Narrated by Cynthia Farrell

So This Is Christmas is the third book in Jenny Holiday’s A Princess For Christmas series. This time, the starchy Mr. Benz, equerry to the King of Eldovia, gets his HEA. He’s played a pivotal cupid-like role in the earlier books, A Princess For Christmas and Duke, Actually but apart from that, until now, readers knew little about him. I’m here to tell you he’s a complete cinnamon roll. Not grumpy, but stiff and a little awkward on the outside and all marshmallow on the inside.

Cara Delaney is a change management executive from New York. She’s been supervising a subordinate, Brad, leading the project to modernise Mornot, the company wherein the Eldovian Crown holds a major stake and which is the main driver of the Eldovian economy. Mornot makes luxury watches but business hasn’t been good and the country’s economy is in danger. Brad broke his hip after falling from a roof and Cara had to take over the project at the last minute. She will spend the next month in Eldovia, flying home only on Christmas Eve. She will meet with the Mornot board, unions and employees and deliver her report of recommendations before she leaves. She’s sad to miss Thanksgiving with her parents, with whom she’s very close.

“Modernise” of course, usually means downsizing and layoffs so Matteo Benz is not happy to meet Cara. It’s not personal – he didn’t want to meet Brad either. When Matteo picks Cara up at the airport, he’s not only starchy, he’s outright prickly. He’s very open about not being happy to meet her.

Cara is pretty starchy herself, just in a different way. She’s very business oriented and doesn’t let a lot of feelings out. She avoids romantic entanglement.

Of course, romance listeners know that the sparks which fly when Matteo and Cara are in each other’s orbit means they’re destined to be together. I think I’d have been unconvinced in real life though.

Over the course of the month, Cara and Matteo are thrown together in various ways, going from a cold low-key hostile relationship to a truce, to a friendship to more.

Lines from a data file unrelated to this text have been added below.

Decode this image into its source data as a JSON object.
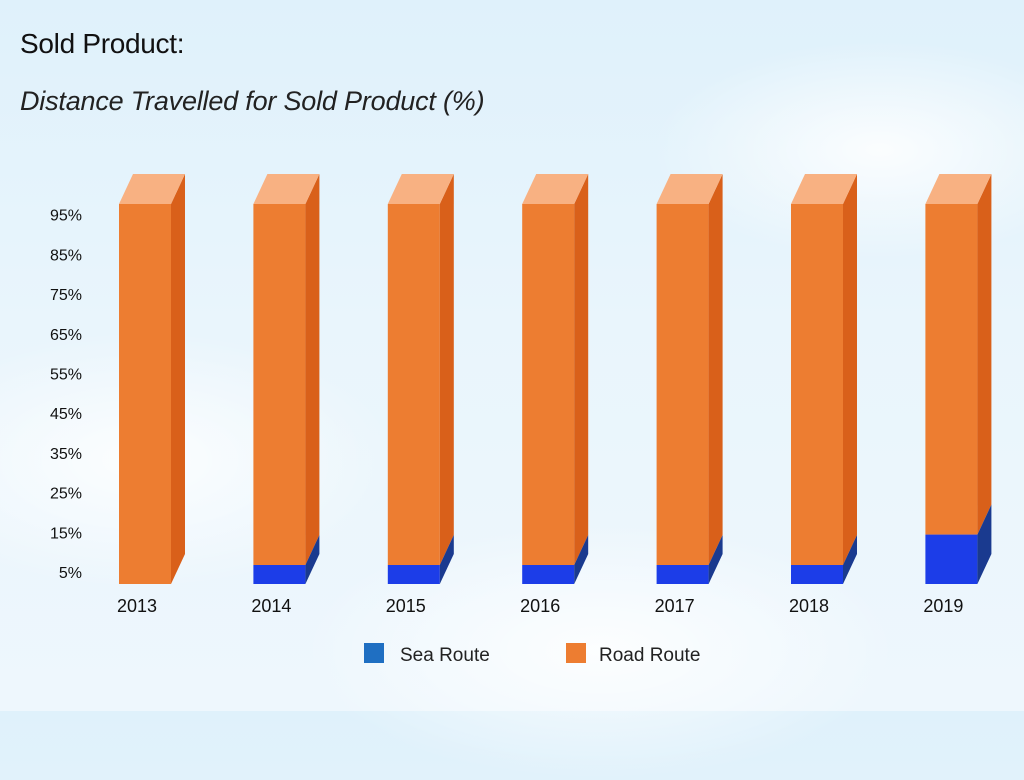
{
  "header": {
    "title": "Sold Product:",
    "subtitle": "Distance Travelled for Sold Product (%)"
  },
  "colors": {
    "road_front": "#ed7d31",
    "road_side": "#d9601a",
    "road_top": "#f8b182",
    "sea_front": "#1c3de8",
    "sea_side": "#1a3a8f",
    "legend_sea": "#1f6fc2",
    "legend_road": "#ed7d31"
  },
  "chart_data": {
    "type": "bar",
    "stacked": true,
    "categories": [
      "2013",
      "2014",
      "2015",
      "2016",
      "2017",
      "2018",
      "2019"
    ],
    "series": [
      {
        "name": "Sea Route",
        "values": [
          0,
          5,
          5,
          5,
          5,
          5,
          13
        ]
      },
      {
        "name": "Road Route",
        "values": [
          100,
          95,
          95,
          95,
          95,
          95,
          87
        ]
      }
    ],
    "y_ticks": [
      "5%",
      "15%",
      "25%",
      "35%",
      "45%",
      "55%",
      "65%",
      "75%",
      "85%",
      "95%"
    ],
    "title": "Sold Product:",
    "subtitle": "Distance Travelled for Sold Product (%)",
    "xlabel": "",
    "ylabel": "",
    "ylim": [
      0,
      100
    ],
    "grid": false,
    "legend_position": "bottom"
  }
}
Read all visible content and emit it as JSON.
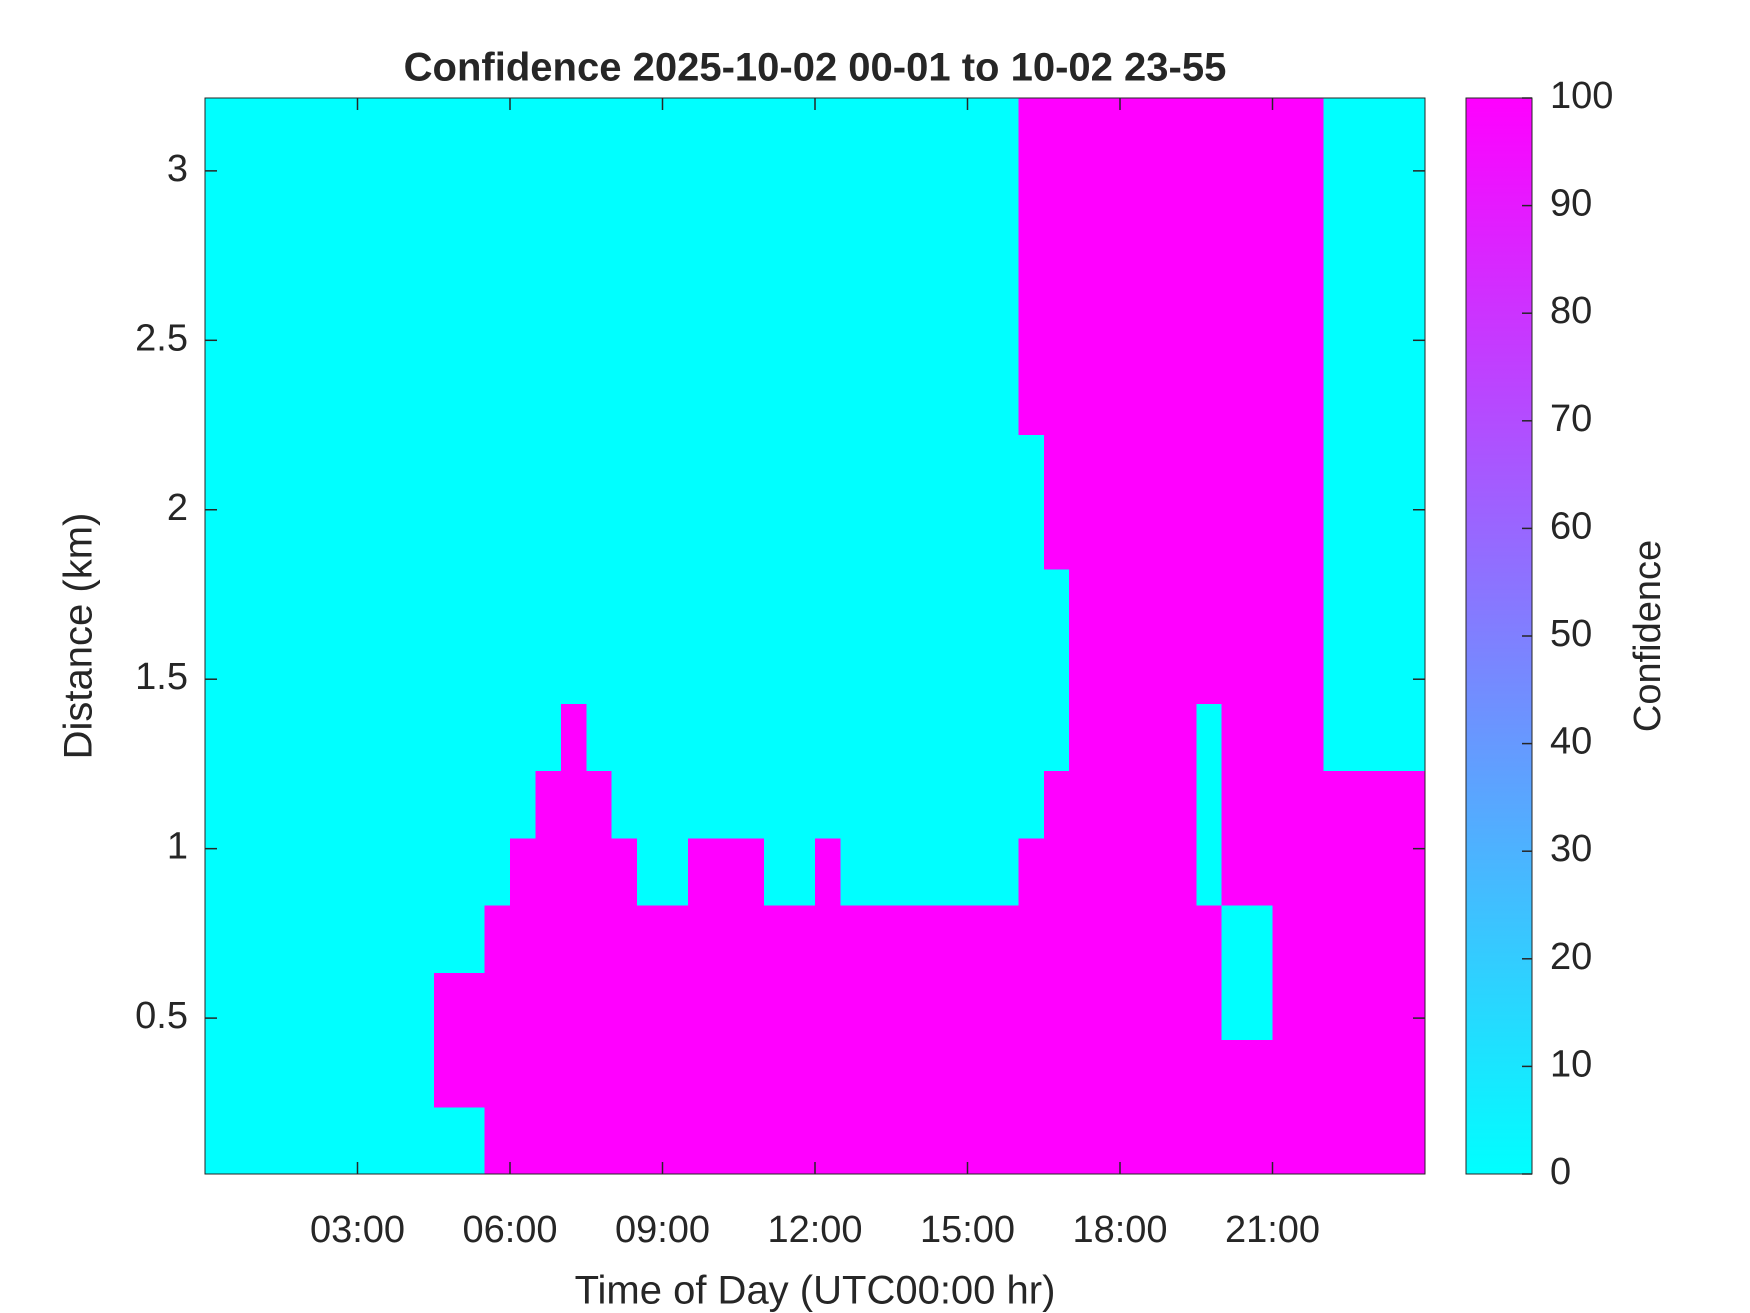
{
  "chart_data": {
    "type": "heatmap",
    "title": "Confidence 2025-10-02 00-01 to 10-02 23-55",
    "x_label": "Time of Day (UTC00:00 hr)",
    "y_label": "Distance (km)",
    "colorbar_label": "Confidence",
    "xlim": [
      0,
      24
    ],
    "ylim": [
      0.04,
      3.215
    ],
    "xticks": [
      {
        "value": 3,
        "label": "03:00"
      },
      {
        "value": 6,
        "label": "06:00"
      },
      {
        "value": 9,
        "label": "09:00"
      },
      {
        "value": 12,
        "label": "12:00"
      },
      {
        "value": 15,
        "label": "15:00"
      },
      {
        "value": 18,
        "label": "18:00"
      },
      {
        "value": 21,
        "label": "21:00"
      }
    ],
    "yticks": [
      0.5,
      1,
      1.5,
      2,
      2.5,
      3
    ],
    "clim": [
      0,
      100
    ],
    "cticks": [
      0,
      10,
      20,
      30,
      40,
      50,
      60,
      70,
      80,
      90,
      100
    ],
    "colormap": [
      "#00ffff",
      "#ff00ff"
    ],
    "z": [
      [
        0,
        0,
        0,
        0,
        0,
        0,
        0,
        0,
        0,
        0,
        0,
        100,
        100,
        100,
        100,
        100,
        100,
        100,
        100,
        100,
        100,
        100,
        100,
        100,
        100,
        100,
        100,
        100,
        100,
        100,
        100,
        100,
        100,
        100,
        100,
        100,
        100,
        100,
        100,
        100,
        100,
        100,
        100,
        100,
        100,
        100,
        100,
        100
      ],
      [
        0,
        0,
        0,
        0,
        0,
        0,
        0,
        0,
        0,
        100,
        100,
        100,
        100,
        100,
        100,
        100,
        100,
        100,
        100,
        100,
        100,
        100,
        100,
        100,
        100,
        100,
        100,
        100,
        100,
        100,
        100,
        100,
        100,
        100,
        100,
        100,
        100,
        100,
        100,
        100,
        100,
        100,
        100,
        100,
        100,
        100,
        100,
        100
      ],
      [
        0,
        0,
        0,
        0,
        0,
        0,
        0,
        0,
        0,
        100,
        100,
        100,
        100,
        100,
        100,
        100,
        100,
        100,
        100,
        100,
        100,
        100,
        100,
        100,
        100,
        100,
        100,
        100,
        100,
        100,
        100,
        100,
        100,
        100,
        100,
        100,
        100,
        100,
        100,
        100,
        0,
        0,
        100,
        100,
        100,
        100,
        100,
        100
      ],
      [
        0,
        0,
        0,
        0,
        0,
        0,
        0,
        0,
        0,
        0,
        0,
        100,
        100,
        100,
        100,
        100,
        100,
        100,
        100,
        100,
        100,
        100,
        100,
        100,
        100,
        100,
        100,
        100,
        100,
        100,
        100,
        100,
        100,
        100,
        100,
        100,
        100,
        100,
        100,
        100,
        0,
        0,
        100,
        100,
        100,
        100,
        100,
        100
      ],
      [
        0,
        0,
        0,
        0,
        0,
        0,
        0,
        0,
        0,
        0,
        0,
        0,
        100,
        100,
        100,
        100,
        100,
        0,
        0,
        100,
        100,
        100,
        0,
        0,
        100,
        0,
        0,
        0,
        0,
        0,
        0,
        0,
        100,
        100,
        100,
        100,
        100,
        100,
        100,
        0,
        100,
        100,
        100,
        100,
        100,
        100,
        100,
        100
      ],
      [
        0,
        0,
        0,
        0,
        0,
        0,
        0,
        0,
        0,
        0,
        0,
        0,
        0,
        100,
        100,
        100,
        0,
        0,
        0,
        0,
        0,
        0,
        0,
        0,
        0,
        0,
        0,
        0,
        0,
        0,
        0,
        0,
        0,
        100,
        100,
        100,
        100,
        100,
        100,
        0,
        100,
        100,
        100,
        100,
        100,
        100,
        100,
        100
      ],
      [
        0,
        0,
        0,
        0,
        0,
        0,
        0,
        0,
        0,
        0,
        0,
        0,
        0,
        0,
        100,
        0,
        0,
        0,
        0,
        0,
        0,
        0,
        0,
        0,
        0,
        0,
        0,
        0,
        0,
        0,
        0,
        0,
        0,
        0,
        100,
        100,
        100,
        100,
        100,
        0,
        100,
        100,
        100,
        100,
        0,
        0,
        0,
        0
      ],
      [
        0,
        0,
        0,
        0,
        0,
        0,
        0,
        0,
        0,
        0,
        0,
        0,
        0,
        0,
        0,
        0,
        0,
        0,
        0,
        0,
        0,
        0,
        0,
        0,
        0,
        0,
        0,
        0,
        0,
        0,
        0,
        0,
        0,
        0,
        100,
        100,
        100,
        100,
        100,
        100,
        100,
        100,
        100,
        100,
        0,
        0,
        0,
        0
      ],
      [
        0,
        0,
        0,
        0,
        0,
        0,
        0,
        0,
        0,
        0,
        0,
        0,
        0,
        0,
        0,
        0,
        0,
        0,
        0,
        0,
        0,
        0,
        0,
        0,
        0,
        0,
        0,
        0,
        0,
        0,
        0,
        0,
        0,
        0,
        100,
        100,
        100,
        100,
        100,
        100,
        100,
        100,
        100,
        100,
        0,
        0,
        0,
        0
      ],
      [
        0,
        0,
        0,
        0,
        0,
        0,
        0,
        0,
        0,
        0,
        0,
        0,
        0,
        0,
        0,
        0,
        0,
        0,
        0,
        0,
        0,
        0,
        0,
        0,
        0,
        0,
        0,
        0,
        0,
        0,
        0,
        0,
        0,
        100,
        100,
        100,
        100,
        100,
        100,
        100,
        100,
        100,
        100,
        100,
        0,
        0,
        0,
        0
      ],
      [
        0,
        0,
        0,
        0,
        0,
        0,
        0,
        0,
        0,
        0,
        0,
        0,
        0,
        0,
        0,
        0,
        0,
        0,
        0,
        0,
        0,
        0,
        0,
        0,
        0,
        0,
        0,
        0,
        0,
        0,
        0,
        0,
        0,
        100,
        100,
        100,
        100,
        100,
        100,
        100,
        100,
        100,
        100,
        100,
        0,
        0,
        0,
        0
      ],
      [
        0,
        0,
        0,
        0,
        0,
        0,
        0,
        0,
        0,
        0,
        0,
        0,
        0,
        0,
        0,
        0,
        0,
        0,
        0,
        0,
        0,
        0,
        0,
        0,
        0,
        0,
        0,
        0,
        0,
        0,
        0,
        0,
        100,
        100,
        100,
        100,
        100,
        100,
        100,
        100,
        100,
        100,
        100,
        100,
        0,
        0,
        0,
        0
      ],
      [
        0,
        0,
        0,
        0,
        0,
        0,
        0,
        0,
        0,
        0,
        0,
        0,
        0,
        0,
        0,
        0,
        0,
        0,
        0,
        0,
        0,
        0,
        0,
        0,
        0,
        0,
        0,
        0,
        0,
        0,
        0,
        0,
        100,
        100,
        100,
        100,
        100,
        100,
        100,
        100,
        100,
        100,
        100,
        100,
        0,
        0,
        0,
        0
      ],
      [
        0,
        0,
        0,
        0,
        0,
        0,
        0,
        0,
        0,
        0,
        0,
        0,
        0,
        0,
        0,
        0,
        0,
        0,
        0,
        0,
        0,
        0,
        0,
        0,
        0,
        0,
        0,
        0,
        0,
        0,
        0,
        0,
        100,
        100,
        100,
        100,
        100,
        100,
        100,
        100,
        100,
        100,
        100,
        100,
        0,
        0,
        0,
        0
      ],
      [
        0,
        0,
        0,
        0,
        0,
        0,
        0,
        0,
        0,
        0,
        0,
        0,
        0,
        0,
        0,
        0,
        0,
        0,
        0,
        0,
        0,
        0,
        0,
        0,
        0,
        0,
        0,
        0,
        0,
        0,
        0,
        0,
        100,
        100,
        100,
        100,
        100,
        100,
        100,
        100,
        100,
        100,
        100,
        100,
        0,
        0,
        0,
        0
      ],
      [
        0,
        0,
        0,
        0,
        0,
        0,
        0,
        0,
        0,
        0,
        0,
        0,
        0,
        0,
        0,
        0,
        0,
        0,
        0,
        0,
        0,
        0,
        0,
        0,
        0,
        0,
        0,
        0,
        0,
        0,
        0,
        0,
        100,
        100,
        100,
        100,
        100,
        100,
        100,
        100,
        100,
        100,
        100,
        100,
        0,
        0,
        0,
        0
      ]
    ]
  }
}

Even though they do get thrown together, there seemed to be a lot of time when they were doing things separately. I would have liked more of them together. They go from FWB to HEA at lightning speed. Their declarations of love felt hasty. There was an epilogue a year later which helped to embed the relationship but I felt like I missed the bit where they really fell in love. I did see their move to friendship and their blossoming attraction. It’s just that they jumped straight to the end from there and I had a kind of whiplash about it.

Possibly that was affected somewhat by the narration. Cynthia Farrell is a new-to-me narrator. She has a pleasing voice but it’s also a little on the strident side. The softer emotions were less impactful as a result. I didn’t warm as much to Cara as I think I may have in print.

Technically, Ms. Farrell performed well. There were no audible breath sounds or annoying tics. Her pacing was good.

There were however, multiple times where Cara’s voice and Matteo’s voice kind of blended and when one character began to talk it was not always clear to me who it was. Their voices were different but it felt like Ms. Farrell was a bit confused at times about which voice she was supposed to be using, so at the beginning of a piece of dialogue it would be equivocal and then settle into the right character. It was a little jarring.

Mostly though, I felt a certain lack of warmth in the story coming through the narration.

Having listened to all three books in the series now, my fondest wish is for all of them to have had the same narrator (preferably, the first one – Charlotte North). We now have three books where the character voices and their accents are all different. There is no narration consistency within the series – here, for example, Princess Marie had a thick German accent unlike in A Princess for Christmas and Imogen, the owner of the local pub did not have the Irish accent I expected to hear.

Ms. Farrell’s narration wasn’t bad. But I wonder if she might have been a bit mismatched to this project.

I enjoyed finding more out about the mysterious and stiff Mr. Benz and I’m glad he got his HEA. But So This Is Christmas didn’t have quite the warmth and charm of A Princess For Christmas had. That first book remains my favourite of the series and not inconsequently, it also has my favourite narration.